If it is a matter of simply being underfed/underweight or dehydrated, can boas improve from that condition quickly? If so, how quickly? If she's eating, can she get better or how soon could I expect to see improvement? Are argentines hardy survivors or delicate by nature? Any thoughts, opinions or comments welcomed...




I have taken in a number of snakes over the years that were underweight and a couple that were just flat out malnourished and dehydrated (a 2 year old ball python & a 9 year old Colombian rainbow boa). The ball and rainbow were both excessively thin and dehydrated (loose wrinkled skin, spine showing clearly, etc.).
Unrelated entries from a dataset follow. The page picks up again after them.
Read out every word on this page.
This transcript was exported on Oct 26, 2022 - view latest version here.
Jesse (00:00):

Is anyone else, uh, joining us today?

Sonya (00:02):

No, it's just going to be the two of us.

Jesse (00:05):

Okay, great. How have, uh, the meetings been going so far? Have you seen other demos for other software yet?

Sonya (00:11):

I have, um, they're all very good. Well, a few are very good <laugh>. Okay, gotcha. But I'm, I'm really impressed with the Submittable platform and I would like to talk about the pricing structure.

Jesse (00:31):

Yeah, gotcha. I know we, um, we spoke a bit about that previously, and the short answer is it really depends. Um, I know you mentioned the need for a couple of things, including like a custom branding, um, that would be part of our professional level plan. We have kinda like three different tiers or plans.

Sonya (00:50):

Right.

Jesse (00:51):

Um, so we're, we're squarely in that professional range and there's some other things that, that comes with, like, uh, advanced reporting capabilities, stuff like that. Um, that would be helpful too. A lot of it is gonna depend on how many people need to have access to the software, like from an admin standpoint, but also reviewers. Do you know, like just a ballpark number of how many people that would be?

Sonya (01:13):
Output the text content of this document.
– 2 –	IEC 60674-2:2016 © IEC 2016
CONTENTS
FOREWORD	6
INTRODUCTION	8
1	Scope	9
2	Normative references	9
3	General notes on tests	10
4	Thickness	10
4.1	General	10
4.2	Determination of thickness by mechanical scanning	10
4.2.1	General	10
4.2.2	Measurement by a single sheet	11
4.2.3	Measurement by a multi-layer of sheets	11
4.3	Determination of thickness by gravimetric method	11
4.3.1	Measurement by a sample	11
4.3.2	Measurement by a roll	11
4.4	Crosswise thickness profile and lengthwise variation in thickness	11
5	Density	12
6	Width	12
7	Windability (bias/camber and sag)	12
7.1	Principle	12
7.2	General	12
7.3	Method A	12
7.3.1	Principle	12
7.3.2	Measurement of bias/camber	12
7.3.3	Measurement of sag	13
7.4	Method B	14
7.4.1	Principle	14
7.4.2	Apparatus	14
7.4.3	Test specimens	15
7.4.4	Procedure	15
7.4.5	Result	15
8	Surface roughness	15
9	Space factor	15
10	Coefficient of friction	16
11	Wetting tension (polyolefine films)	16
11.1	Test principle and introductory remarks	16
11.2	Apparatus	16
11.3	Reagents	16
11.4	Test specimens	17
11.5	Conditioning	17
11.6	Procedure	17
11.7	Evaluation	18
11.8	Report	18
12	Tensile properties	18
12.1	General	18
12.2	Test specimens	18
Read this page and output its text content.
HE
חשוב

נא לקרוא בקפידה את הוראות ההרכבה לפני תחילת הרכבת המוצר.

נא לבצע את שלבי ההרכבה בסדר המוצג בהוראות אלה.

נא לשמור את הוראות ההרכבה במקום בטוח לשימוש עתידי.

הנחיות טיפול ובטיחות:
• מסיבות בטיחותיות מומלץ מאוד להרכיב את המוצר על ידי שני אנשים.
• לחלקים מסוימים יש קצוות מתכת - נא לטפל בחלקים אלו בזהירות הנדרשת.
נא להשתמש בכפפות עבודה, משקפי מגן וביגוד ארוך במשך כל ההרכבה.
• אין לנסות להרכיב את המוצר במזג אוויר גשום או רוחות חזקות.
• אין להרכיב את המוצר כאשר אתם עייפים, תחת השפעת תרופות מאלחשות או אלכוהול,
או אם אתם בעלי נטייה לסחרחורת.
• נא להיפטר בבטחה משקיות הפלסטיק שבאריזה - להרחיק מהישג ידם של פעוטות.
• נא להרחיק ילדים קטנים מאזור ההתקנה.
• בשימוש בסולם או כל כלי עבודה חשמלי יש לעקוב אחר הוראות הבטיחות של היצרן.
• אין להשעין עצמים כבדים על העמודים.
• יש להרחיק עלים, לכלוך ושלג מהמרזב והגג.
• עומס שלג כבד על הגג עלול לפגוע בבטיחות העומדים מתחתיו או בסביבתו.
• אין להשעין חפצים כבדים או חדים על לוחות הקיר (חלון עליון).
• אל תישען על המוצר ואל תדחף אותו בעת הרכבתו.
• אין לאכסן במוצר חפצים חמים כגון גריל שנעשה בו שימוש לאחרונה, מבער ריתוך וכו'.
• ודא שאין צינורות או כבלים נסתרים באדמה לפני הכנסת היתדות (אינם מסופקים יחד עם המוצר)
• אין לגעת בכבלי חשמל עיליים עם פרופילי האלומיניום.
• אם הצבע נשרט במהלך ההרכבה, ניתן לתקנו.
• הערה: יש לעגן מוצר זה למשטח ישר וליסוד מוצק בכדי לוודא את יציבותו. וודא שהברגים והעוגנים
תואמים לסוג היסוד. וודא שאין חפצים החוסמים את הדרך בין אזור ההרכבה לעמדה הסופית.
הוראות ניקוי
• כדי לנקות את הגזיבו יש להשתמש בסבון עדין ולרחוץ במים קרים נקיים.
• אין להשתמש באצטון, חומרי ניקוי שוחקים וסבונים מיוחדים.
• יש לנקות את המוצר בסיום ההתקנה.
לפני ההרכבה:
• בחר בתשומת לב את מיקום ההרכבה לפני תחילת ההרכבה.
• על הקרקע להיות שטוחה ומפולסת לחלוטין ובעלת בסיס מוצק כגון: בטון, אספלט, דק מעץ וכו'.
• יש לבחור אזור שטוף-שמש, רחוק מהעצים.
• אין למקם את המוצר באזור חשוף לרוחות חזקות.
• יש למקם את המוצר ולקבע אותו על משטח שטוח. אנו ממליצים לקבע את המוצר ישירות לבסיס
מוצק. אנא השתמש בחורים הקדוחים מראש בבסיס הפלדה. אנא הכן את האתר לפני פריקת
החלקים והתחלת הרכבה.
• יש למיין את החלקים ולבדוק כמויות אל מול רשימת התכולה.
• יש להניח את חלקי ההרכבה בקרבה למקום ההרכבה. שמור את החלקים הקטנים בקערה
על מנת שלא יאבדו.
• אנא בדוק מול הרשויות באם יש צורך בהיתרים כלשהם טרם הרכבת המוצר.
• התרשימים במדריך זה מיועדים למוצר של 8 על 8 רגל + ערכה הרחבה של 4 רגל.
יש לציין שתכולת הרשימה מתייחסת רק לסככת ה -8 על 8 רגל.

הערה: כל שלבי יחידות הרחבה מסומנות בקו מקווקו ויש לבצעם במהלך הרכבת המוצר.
I was able to turn them both around with a good feeding regimen and some TLC - the rainbow was in bad enough shape I also got supplements from my vet. Bear in mind that the snakes I'm talking about were not diseased, simply mistreated and malnourished. Both of them took about 6 months to get to where they really looked good and a year before I noticed any significant growth because the feeding regimen I used started out slowly and with smaller than normal prey and slowly worked up in size. Often times if you have a seriously malnourished snake and try feeding it a normal sized prey item it will regurg. I fed my rescues no more than one or two prey items every 7-10 days (both were adults when I got them). Once they started putting on some weight, I moved it out to every two weeks because I didn't want them to gain too much too fast but to build muscle as they gained weight. As for Argentines, I've heard they are very hardy snakes and forgiving of keeper errors - to me that would make them good candidates for recovery.